Las dos guerras mundiales habían demostrado hasta dónde podía llegar un sistema internacional en el que los Estados actuaban sin límites efectivos, los gobiernos decidían unilateralmente sobre la vida de millones de personas y la soberanía era utilizada como refugio frente a cualquier responsabilidad exterior.
De aquella experiencia surgió una arquitectura internacional imperfecta, desigual y muchas veces insuficiente, pero sustentada en una idea esencial: incluso los Estados más poderosos debían aceptar ciertos límites.
La creación de las Naciones Unidas, la prohibición del uso de la fuerza, los principios de Núremberg, la Declaración Universal de los Derechos Humanos y, varias décadas después, la Corte Penal Internacional formaron parte de esa lenta construcción.
No se trataba de eliminar el poder, sino de someterlo a reglas y evitar que la soberanía pudiera convertirse en una licencia para actuar sin responder ante nadie.
Hoy esa arquitectura está sometida a una presión creciente.
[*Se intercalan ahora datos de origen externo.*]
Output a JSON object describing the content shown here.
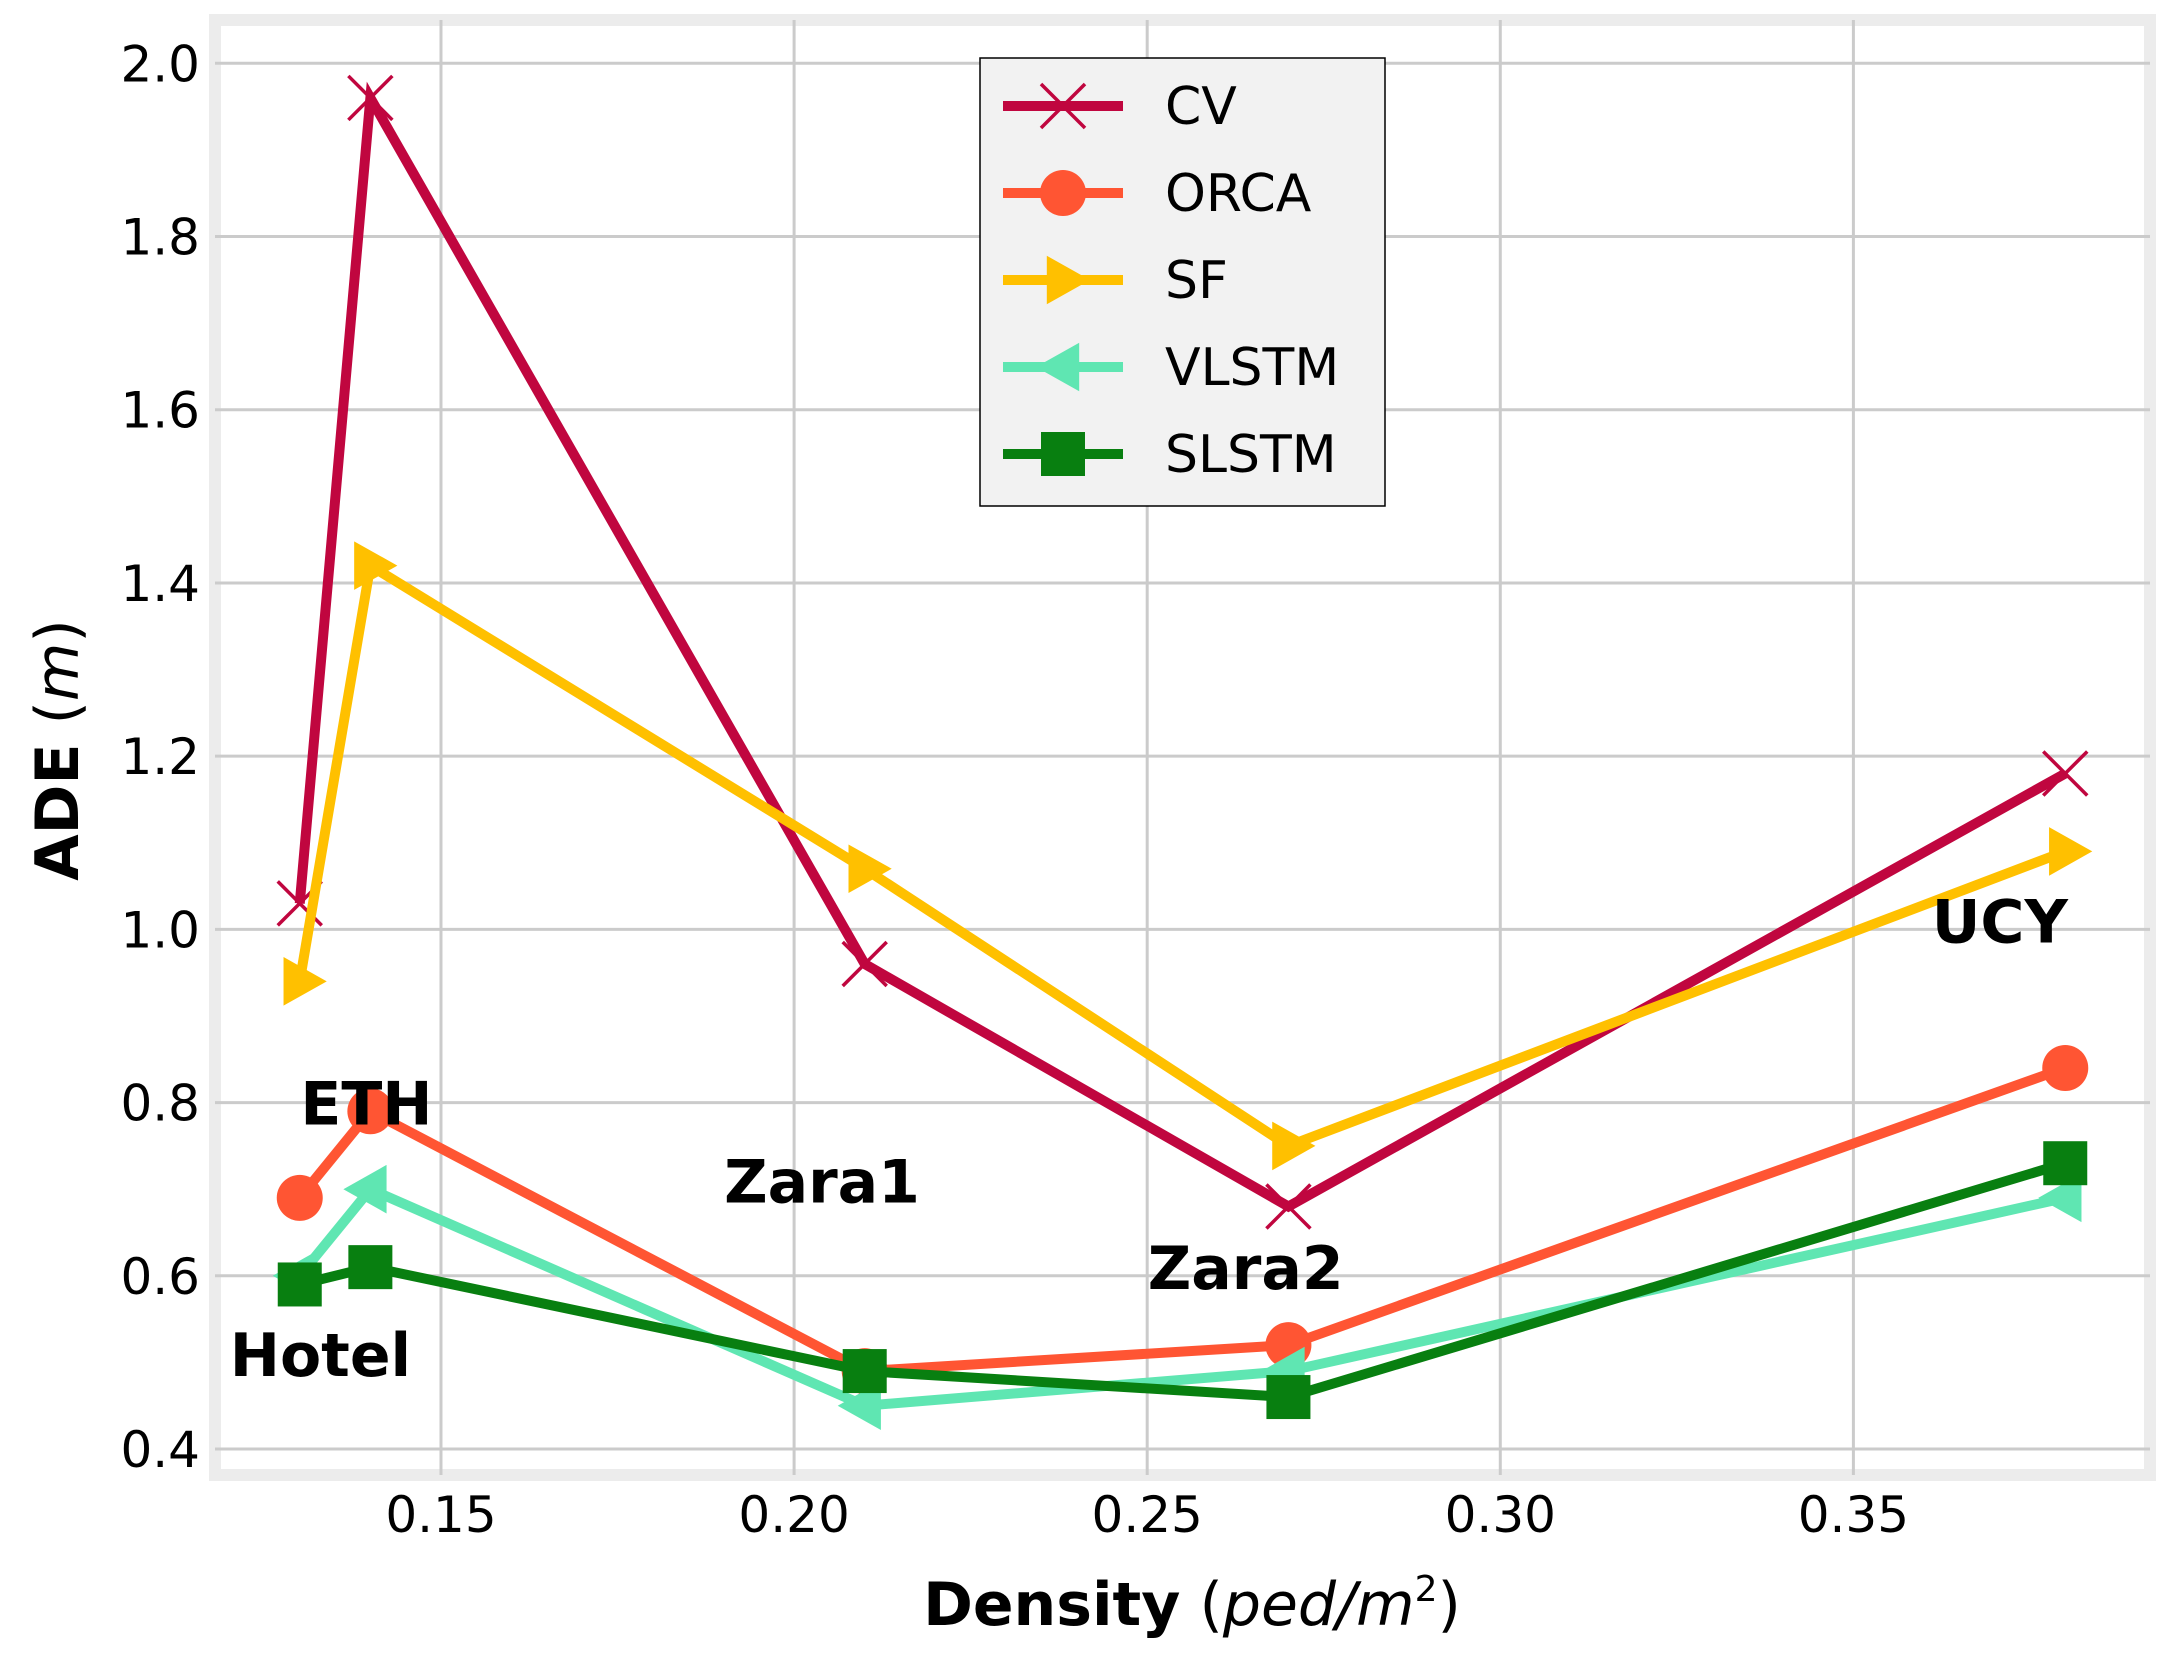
{
  "chart_data": {
    "type": "line",
    "xlabel": "Density",
    "xlabel_unit": "ped/m",
    "xlabel_unit_exp": "2",
    "ylabel": "ADE",
    "ylabel_unit": "m",
    "xlim": [
      0.118,
      0.392
    ],
    "ylim": [
      0.37,
      2.05
    ],
    "xticks": [
      0.15,
      0.2,
      0.25,
      0.3,
      0.35
    ],
    "xtick_labels": [
      "0.15",
      "0.20",
      "0.25",
      "0.30",
      "0.35"
    ],
    "yticks": [
      0.4,
      0.6,
      0.8,
      1.0,
      1.2,
      1.4,
      1.6,
      1.8,
      2.0
    ],
    "ytick_labels": [
      "0.4",
      "0.6",
      "0.8",
      "1.0",
      "1.2",
      "1.4",
      "1.6",
      "1.8",
      "2.0"
    ],
    "grid": true,
    "legend_position": "top-center",
    "x": [
      0.13,
      0.14,
      0.21,
      0.27,
      0.38
    ],
    "series": [
      {
        "name": "CV",
        "color": "#c0063f",
        "marker": "x",
        "values": [
          1.03,
          1.96,
          0.96,
          0.68,
          1.18
        ]
      },
      {
        "name": "ORCA",
        "color": "#ff5533",
        "marker": "circle",
        "values": [
          0.69,
          0.79,
          0.49,
          0.52,
          0.84
        ]
      },
      {
        "name": "SF",
        "color": "#ffc000",
        "marker": "triangle-right",
        "values": [
          0.94,
          1.42,
          1.07,
          0.75,
          1.09
        ]
      },
      {
        "name": "VLSTM",
        "color": "#5fe6b2",
        "marker": "triangle-left",
        "values": [
          0.6,
          0.7,
          0.45,
          0.49,
          0.69
        ]
      },
      {
        "name": "SLSTM",
        "color": "#087f10",
        "marker": "square",
        "values": [
          0.59,
          0.61,
          0.49,
          0.46,
          0.73
        ]
      }
    ],
    "annotations": [
      {
        "text": "Hotel",
        "x": 0.13,
        "y": 0.51
      },
      {
        "text": "ETH",
        "x": 0.14,
        "y": 0.8
      },
      {
        "text": "Zara1",
        "x": 0.2,
        "y": 0.71
      },
      {
        "text": "Zara2",
        "x": 0.26,
        "y": 0.61
      },
      {
        "text": "UCY",
        "x": 0.371,
        "y": 1.01
      }
    ]
  }
}
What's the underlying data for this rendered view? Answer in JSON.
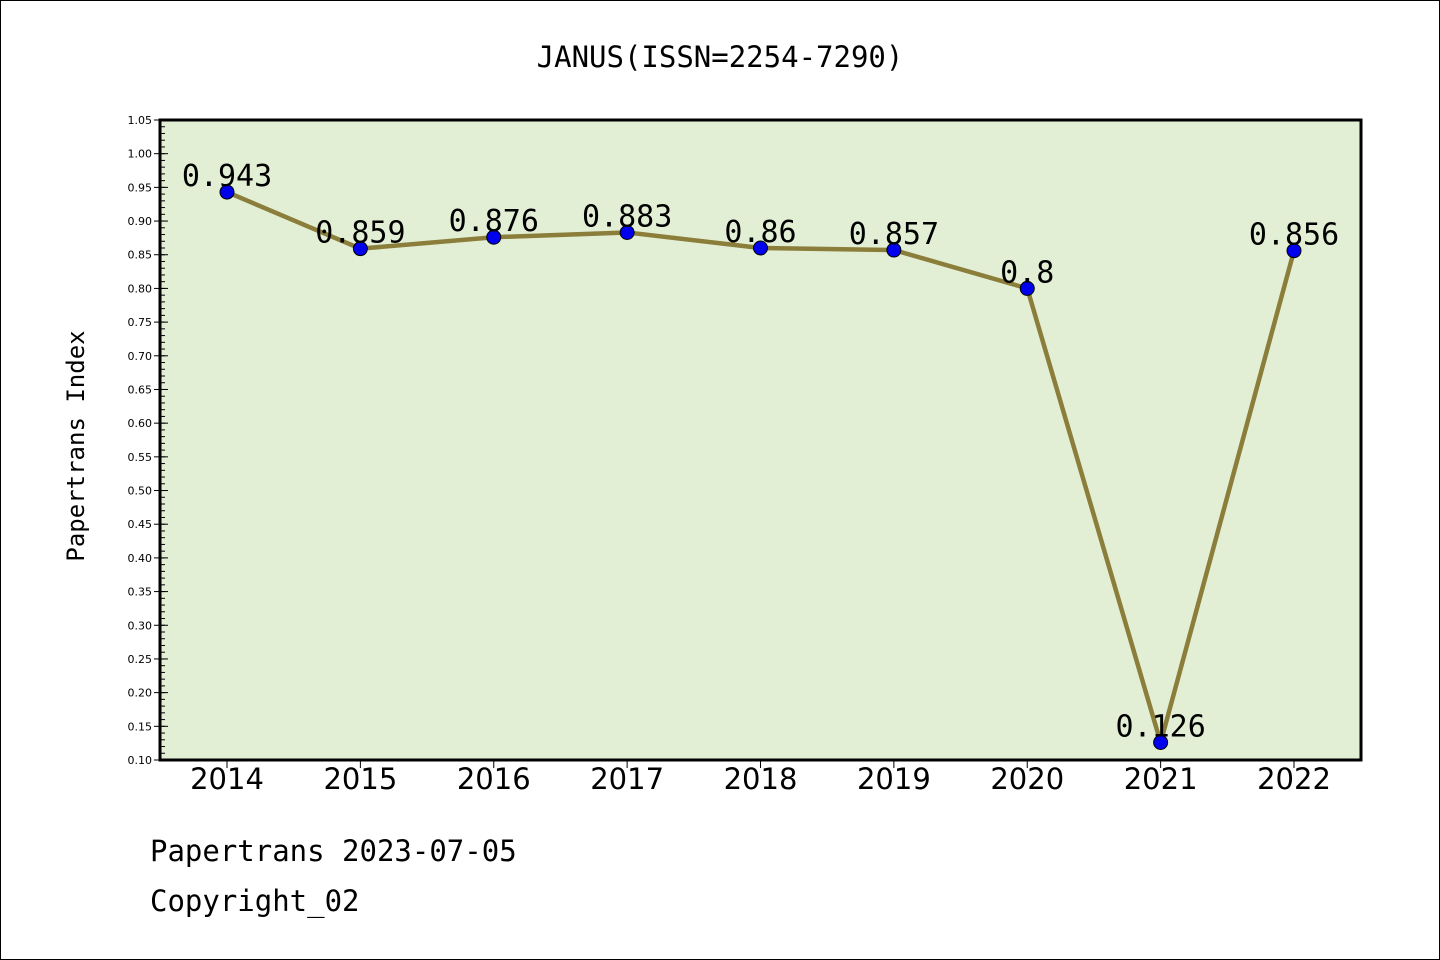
{
  "chart_data": {
    "type": "line",
    "title": "JANUS(ISSN=2254-7290)",
    "xlabel": "",
    "ylabel": "Papertrans Index",
    "categories": [
      "2014",
      "2015",
      "2016",
      "2017",
      "2018",
      "2019",
      "2020",
      "2021",
      "2022"
    ],
    "values": [
      0.943,
      0.859,
      0.876,
      0.883,
      0.86,
      0.857,
      0.8,
      0.126,
      0.856
    ],
    "value_labels": [
      "0.943",
      "0.859",
      "0.876",
      "0.883",
      "0.86",
      "0.857",
      "0.8",
      "0.126",
      "0.856"
    ],
    "ylim": [
      0.1,
      1.05
    ],
    "yticks": [
      "0.10",
      "0.15",
      "0.20",
      "0.25",
      "0.30",
      "0.35",
      "0.40",
      "0.45",
      "0.50",
      "0.55",
      "0.60",
      "0.65",
      "0.70",
      "0.75",
      "0.80",
      "0.85",
      "0.90",
      "0.95",
      "1.00",
      "1.05"
    ],
    "grid": false,
    "legend": "none",
    "colors": {
      "plot_background": "#e2efd5",
      "line": "#8b7d3a",
      "marker": "#0000ee"
    }
  },
  "footer": {
    "date_text": "Papertrans 2023-07-05",
    "copyright_text": "Copyright_02"
  }
}
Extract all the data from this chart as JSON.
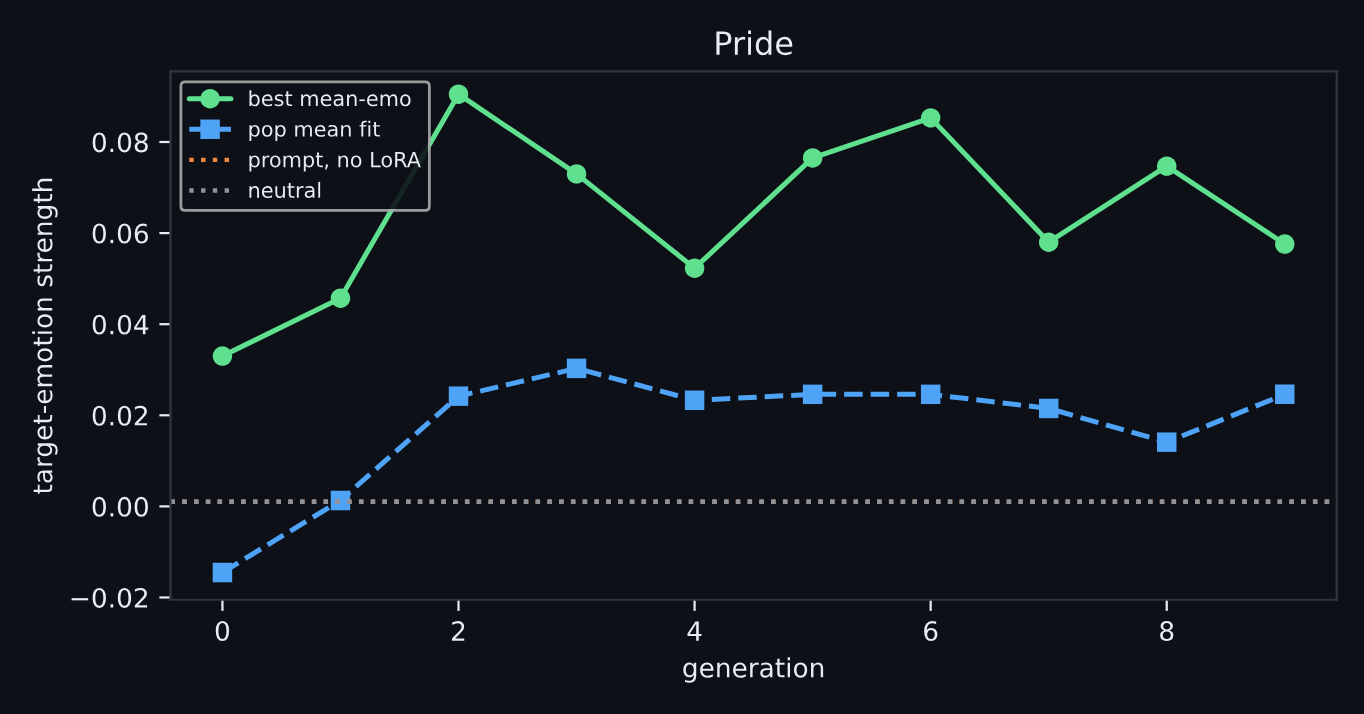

Algunos gobiernos cuestionan las instituciones multilaterales, abandonan compromisos internacionales, sancionan a funcionarios judiciales y amenazan con desmontar organismos creados precisamente para limitar la impunidad.
El problema no comienza cuando un Estado decide no reconocer una jurisdicción internacional. Comienza cuando quienes controlan temporalmente ese Estado utilizan su poder político, económico y financiero para intimidar a jueces, castigar a fiscales, bloquear investigaciones o debilitar instituciones que otros países han aceptado libremente.
Las sanciones impuestas contra jueces y funcionarios de la Corte Penal Internacional, después de que esta adoptara decisiones contra dirigentes israelíes, representan un precedente especialmente delicado. El bloqueo de bienes, las restricciones migratorias y las consecuencias financieras no afectan únicamente a quienes ya han tomado una decisión. También envían una advertencia a quienes deberán decidir mañana.
En ese momento ya no estamos frente a una simple defensa de la soberanía, sino ante la pretensión de colocar el poder por encima del derecho.
Los Estados son construcciones jurídicas, políticas e históricas. Sin embargo, quienes toman las decisiones son personas concretas que, durante un período determinado, controlan sus instituciones.
Un presidente, un gobierno o una mayoría circunstancial pueden hablar en nombre de una nación. Pero no deben confundirse con el Estado mismo, ni convertir una posición temporal de poder en una autorización permanente para destruir los límites que también protegen a sus ciudadanos.
Una institución internacional puede necesitar décadas de negociaciones, acuerdos y concesiones para comenzar a funcionar. Para debilitarla, en cambio, puede bastar una orden ejecutiva, una sanción financiera, una amenaza política o una campaña de descrédito.
La ofensiva contra la justicia internacional forma parte de un fenómeno más amplio: el debilitamiento del orden internacional basado en reglas.
Ese orden nunca fue perfecto. Las normas no se aplicaron siempre de manera igualitaria, las grandes potencias conservaron privilegios y el derecho internacional fue interpretado muchas veces según los intereses del más fuerte. Algunos conflictos recibieron atención inmediata; otros fueron olvidados, algunas víctimas encontraron tribunales; otras esperaron durante décadas una respuesta que nunca llegó.
La Corte Penal Internacional tampoco ha estado exenta de errores. La lentitud de ciertos procedimientos, la falta de resultados visibles, la selección desigual de casos, las tensiones internas de la Fiscalía y determinadas actuaciones cuestionables han erosionado su autoridad.
Para muchas víctimas, los años transcurridos sin consecuencias concretas no han representado simplemente un problema burocrático. Han significado abandono, frustración y la sensación de que la justicia internacional puede convertirse en otro escenario de promesas incumplidas.
Pero una institución imperfecta no se corrige destruyéndola.
Se reforma, se fortalece y se obliga a responder.
Su debilitamiento no solo afecta a los Estados, a los jueces o a quienes son investigados. Afecta también al ciudadano común.
Mientras las instituciones nacionales funcionan, una persona puede acudir a un tribunal, presentar una denuncia, exigir una investigación y reclamar protección frente al abuso. Puede confiar, aunque sea imperfectamente, en que existe una autoridad distinta del poder que la dañó.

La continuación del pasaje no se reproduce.